Глядя на Ангелину, он все больше задумывался о судьбе молодого поколения: оно «еще не известно ни нам, ни себе», но «все-таки хорошая, хорошая молодежь. Им трудно, тяжело чрезвычайно. Если выживут, выйдут в люди».
Кое с кем из молодых ему доводилось встречаться и переписываться. Настойчиво, последовательно старался он привить им свое понимание жизни и искусства.
«Вы молоды и мало пережили. „Хаос в душе“, беспредметная тоска и „любовь к безликому“ должны пройти… Вспоминайте Толстого… Толстой всем нам теперь помогает и светит. „Декадентство“ любите поменьше. Если любите мои стихи, хочу Вам сказать, что я прошел через декадентство давно… Это я Вам пишу потому, что Вы адресуете письма в „Аполлон“ и, вероятно, читаете его; там рядом с хорошим – слишком много мертвого, вырожденного декадентства».

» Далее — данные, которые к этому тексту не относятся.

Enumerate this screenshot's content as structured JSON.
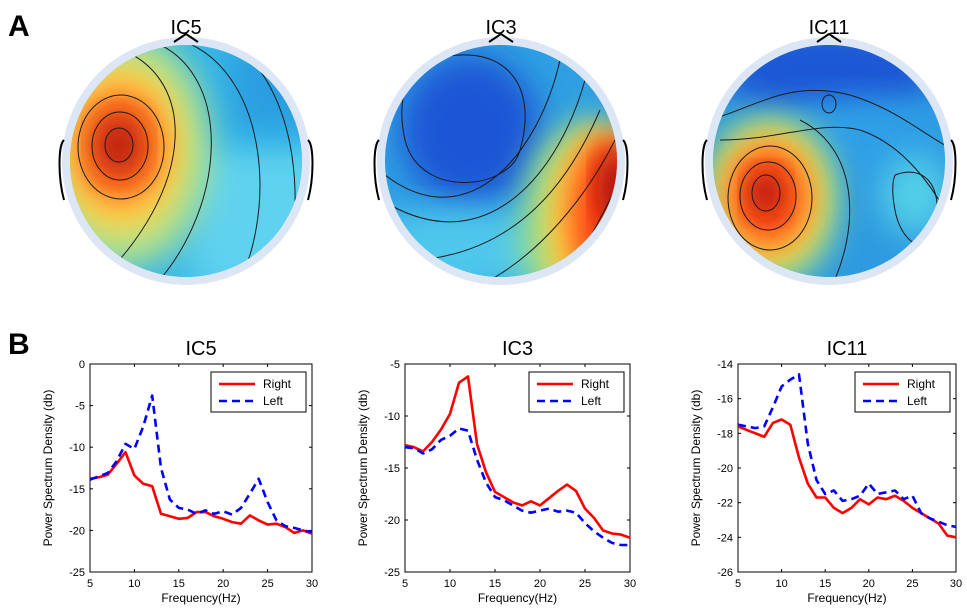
{
  "panels": {
    "a_label": "A",
    "b_label": "B"
  },
  "topomaps": [
    {
      "title": "IC5"
    },
    {
      "title": "IC3"
    },
    {
      "title": "IC11"
    }
  ],
  "colors": {
    "right": "#ff0000",
    "left": "#0000ff",
    "head_ring": "#dde6f4"
  },
  "chart_data": [
    {
      "type": "line",
      "title": "IC5",
      "xlabel": "Frequency(Hz)",
      "ylabel": "Power Spectrum Density (db)",
      "xlim": [
        5,
        30
      ],
      "ylim": [
        -25,
        0
      ],
      "xticks": [
        5,
        10,
        15,
        20,
        25,
        30
      ],
      "yticks": [
        0,
        -5,
        -10,
        -15,
        -20,
        -25
      ],
      "legend_position": "top-right",
      "x": [
        5,
        6,
        7,
        8,
        9,
        10,
        11,
        12,
        13,
        14,
        15,
        16,
        17,
        18,
        19,
        20,
        21,
        22,
        23,
        24,
        25,
        26,
        27,
        28,
        29,
        30
      ],
      "series": [
        {
          "name": "Right",
          "style": "solid",
          "values": [
            -13.8,
            -13.6,
            -13.3,
            -12,
            -10.6,
            -13.4,
            -14.4,
            -14.7,
            -18,
            -18.3,
            -18.6,
            -18.5,
            -17.8,
            -17.8,
            -18.3,
            -18.6,
            -19,
            -19.2,
            -18.2,
            -18.8,
            -19.3,
            -19.2,
            -19.6,
            -20.3,
            -20,
            -20.4
          ]
        },
        {
          "name": "Left",
          "style": "dashed",
          "values": [
            -13.9,
            -13.5,
            -13.1,
            -11.7,
            -9.6,
            -10.2,
            -7.5,
            -3.8,
            -12.5,
            -16.3,
            -17.3,
            -17.5,
            -18,
            -17.6,
            -18,
            -17.7,
            -18.1,
            -17.3,
            -15.6,
            -13.8,
            -16.6,
            -18.8,
            -19.5,
            -19.7,
            -20,
            -20.2
          ]
        }
      ]
    },
    {
      "type": "line",
      "title": "IC3",
      "xlabel": "Frequency(Hz)",
      "ylabel": "Power Spectrum Density (db)",
      "xlim": [
        5,
        30
      ],
      "ylim": [
        -25,
        -5
      ],
      "xticks": [
        5,
        10,
        15,
        20,
        25,
        30
      ],
      "yticks": [
        -5,
        -10,
        -15,
        -20,
        -25
      ],
      "legend_position": "top-right",
      "x": [
        5,
        6,
        7,
        8,
        9,
        10,
        11,
        12,
        13,
        14,
        15,
        16,
        17,
        18,
        19,
        20,
        21,
        22,
        23,
        24,
        25,
        26,
        27,
        28,
        29,
        30
      ],
      "series": [
        {
          "name": "Right",
          "style": "solid",
          "values": [
            -12.8,
            -13,
            -13.4,
            -12.5,
            -11.3,
            -9.8,
            -6.8,
            -6.2,
            -12.7,
            -15.4,
            -17.3,
            -17.8,
            -18.3,
            -18.6,
            -18.2,
            -18.6,
            -17.9,
            -17.2,
            -16.6,
            -17.2,
            -18.9,
            -19.8,
            -21,
            -21.3,
            -21.4,
            -21.7
          ]
        },
        {
          "name": "Left",
          "style": "dashed",
          "values": [
            -13,
            -13.1,
            -13.6,
            -13.2,
            -12.3,
            -11.9,
            -11.2,
            -11.4,
            -14.2,
            -16.4,
            -17.8,
            -18.1,
            -18.6,
            -19.1,
            -19.3,
            -19.1,
            -18.9,
            -19.2,
            -19.1,
            -19.3,
            -20.3,
            -21.1,
            -21.7,
            -22.2,
            -22.4,
            -22.4
          ]
        }
      ]
    },
    {
      "type": "line",
      "title": "IC11",
      "xlabel": "Frequency(Hz)",
      "ylabel": "Power Spectrum Density (db)",
      "xlim": [
        5,
        30
      ],
      "ylim": [
        -26,
        -14
      ],
      "xticks": [
        5,
        10,
        15,
        20,
        25,
        30
      ],
      "yticks": [
        -14,
        -16,
        -18,
        -20,
        -22,
        -24,
        -26
      ],
      "legend_position": "top-right",
      "x": [
        5,
        6,
        7,
        8,
        9,
        10,
        11,
        12,
        13,
        14,
        15,
        16,
        17,
        18,
        19,
        20,
        21,
        22,
        23,
        24,
        25,
        26,
        27,
        28,
        29,
        30
      ],
      "series": [
        {
          "name": "Right",
          "style": "solid",
          "values": [
            -17.6,
            -17.8,
            -18,
            -18.2,
            -17.4,
            -17.2,
            -17.5,
            -19.4,
            -20.9,
            -21.7,
            -21.7,
            -22.3,
            -22.6,
            -22.3,
            -21.8,
            -22.1,
            -21.7,
            -21.8,
            -21.6,
            -21.9,
            -22.3,
            -22.6,
            -22.9,
            -23.2,
            -23.9,
            -24
          ]
        },
        {
          "name": "Left",
          "style": "dashed",
          "values": [
            -17.5,
            -17.6,
            -17.7,
            -17.6,
            -16.5,
            -15.3,
            -14.9,
            -14.6,
            -18.6,
            -20.7,
            -21.5,
            -21.3,
            -21.9,
            -21.8,
            -21.6,
            -20.9,
            -21.5,
            -21.4,
            -21.3,
            -21.8,
            -21.6,
            -22.6,
            -22.9,
            -23.1,
            -23.3,
            -23.4
          ]
        }
      ]
    }
  ]
}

«Прочтя написанное Вами, я убедился, что Вы не обладаете никакой ценностью, которая могла бы углубить, оплодотворить или хотя бы указать путь Вашим смутным и слишком модным в наше время «исканиям» «отравленных мгновений» или «одинокого храма» для молитв «несозданным мечтам непостигаемых желаний». Все это устарело, лучше сказать, было вечно старо и ненужно… Кто прозорлив хоть немного, должен знать, что в трудный писательский путь нельзя пускаться налегке, а нужно иметь хоть в зачатке «Во Имя», которое бы освещало путь и питало творчество».

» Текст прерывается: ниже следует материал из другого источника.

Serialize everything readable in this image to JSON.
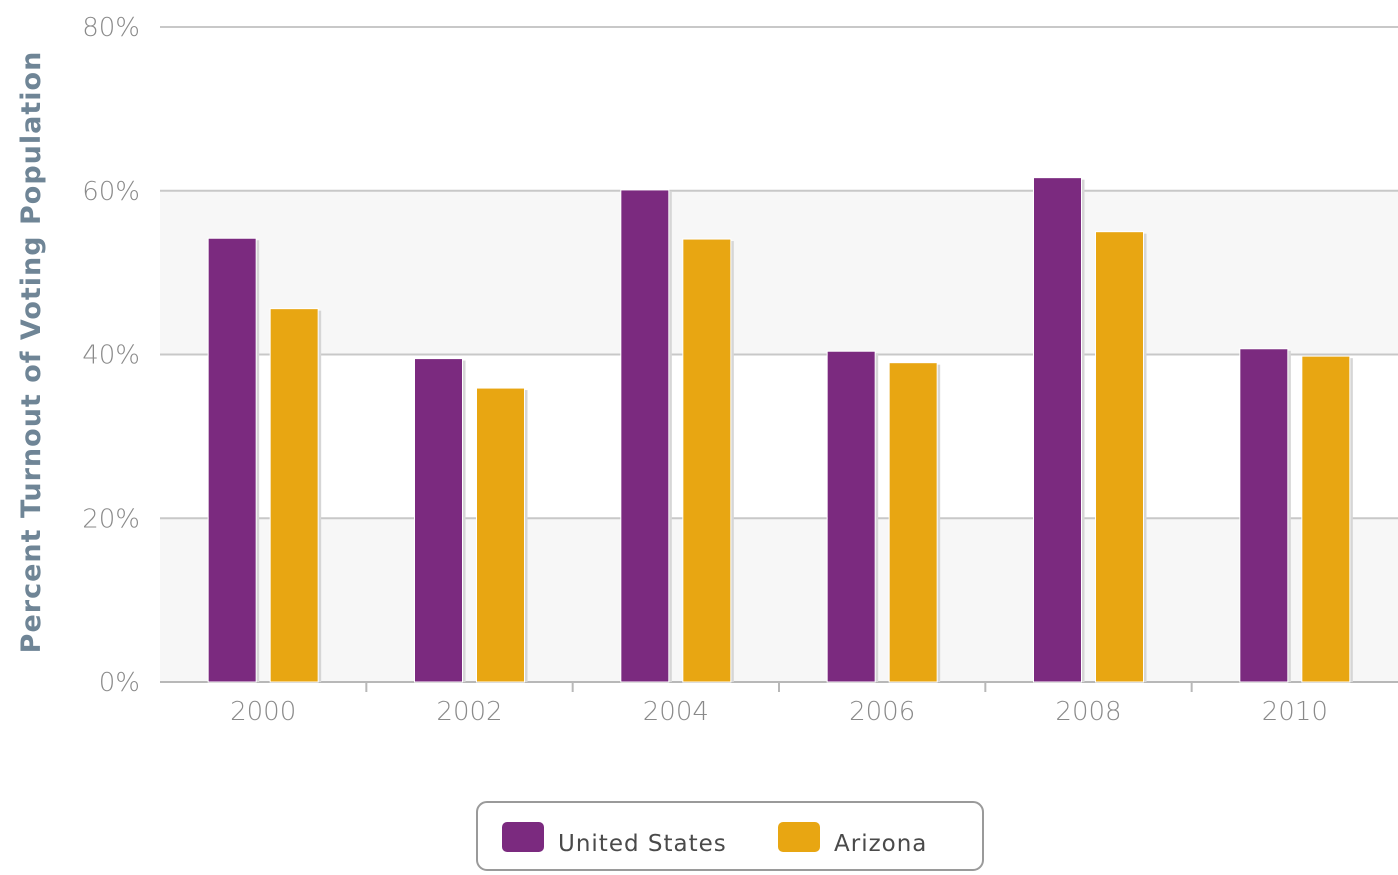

«Мне радостно, что Вы в моих стихах читаете радость; это и есть лучшее, что я могу дать… Если будете сильны и чисты, жизнь Вам откроется, Вы в нее войдете и поймете, что, несмотря на все, что было, что есть и что будет, она исполнена чудес и прекрасна»,
«Вы не думайте нарочито о „крошечном“, думайте о большом. Тогда, может быть, выйдет подлинное, хотя бы и крошечное».
«Ваше письмо меня серьезно обрадовало. Очень ярко бросается в глаза борьба, происходящая в Вас: борьба старого, нейрастенического, самолюбивого, узкого, декадентского – с новым – здоровым, мужественным, почувствовавшим наконец, что мир безмерно больше и прекраснее, чем каждый из нас».

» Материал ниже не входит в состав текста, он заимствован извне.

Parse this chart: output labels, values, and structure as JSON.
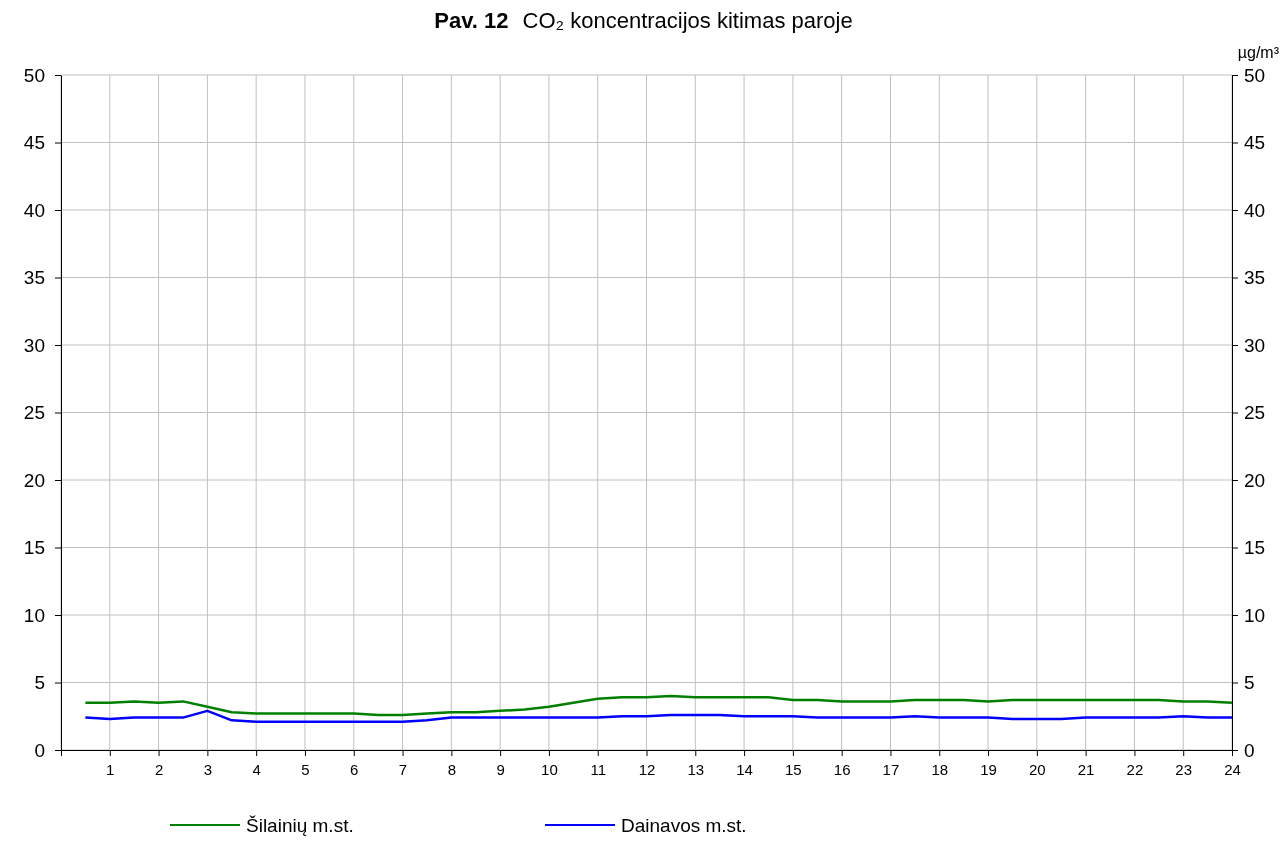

«Вы сами пока мне понравились больше стихов, а это, я думаю, всегда важнее. Без человека (когда в авторе нет „человека“) стихи – один пар».
«Кому не одиноко? Всем тяжело. Переносить эту тяжесть помогает только обладание своей атмосферой, хранение своего круга, и чем шире круг, чем больше он захватывает, тем более творческой становится жизнь».
«Вы говорите: „Есть сладкая тоска стихов“, „Без них – жить на свете тоска, просто дрянь“. Я говорю Вам: понимаю Вас, но не хочу знать этого. Мы пришли не тосковать и не отдыхать. Человек есть будущее. Когда же начинает преобладать прошедшее… то человеку, младенцу, юноше и мужу в нас, грозит опасность быть перенесенным в Елисейские поля. Пусть там все благоуханно, пусть самый воздух синеет блаженством, – одно непоправимо: нет будущего. Значит, нет человека».
Ах, если бы он сам был столь же последовательным, каким хотел видеть каждого из своих юных корреспондентов! И все же главным и решающим было выношенное в противоборстве тоски и надежды, отчаянья и веры убеждение: «Жить можно только будущим», «Я все больше верю в будущее: чем меньше в личное, тем больше в общее».
И все уж не мое, а наше,
И с миром утвердилась связь…
А коли так, за будущее нужно бороться. Страшный мир источает смертельный яд. Но есть и верное противоядие: кровь не желтеет, когда человеком владеют борьба и страсть, огонь и тревога. «Мир движется музыкой, страстью, пристрастием, силой», «Надо, чтобы жизнь менялась».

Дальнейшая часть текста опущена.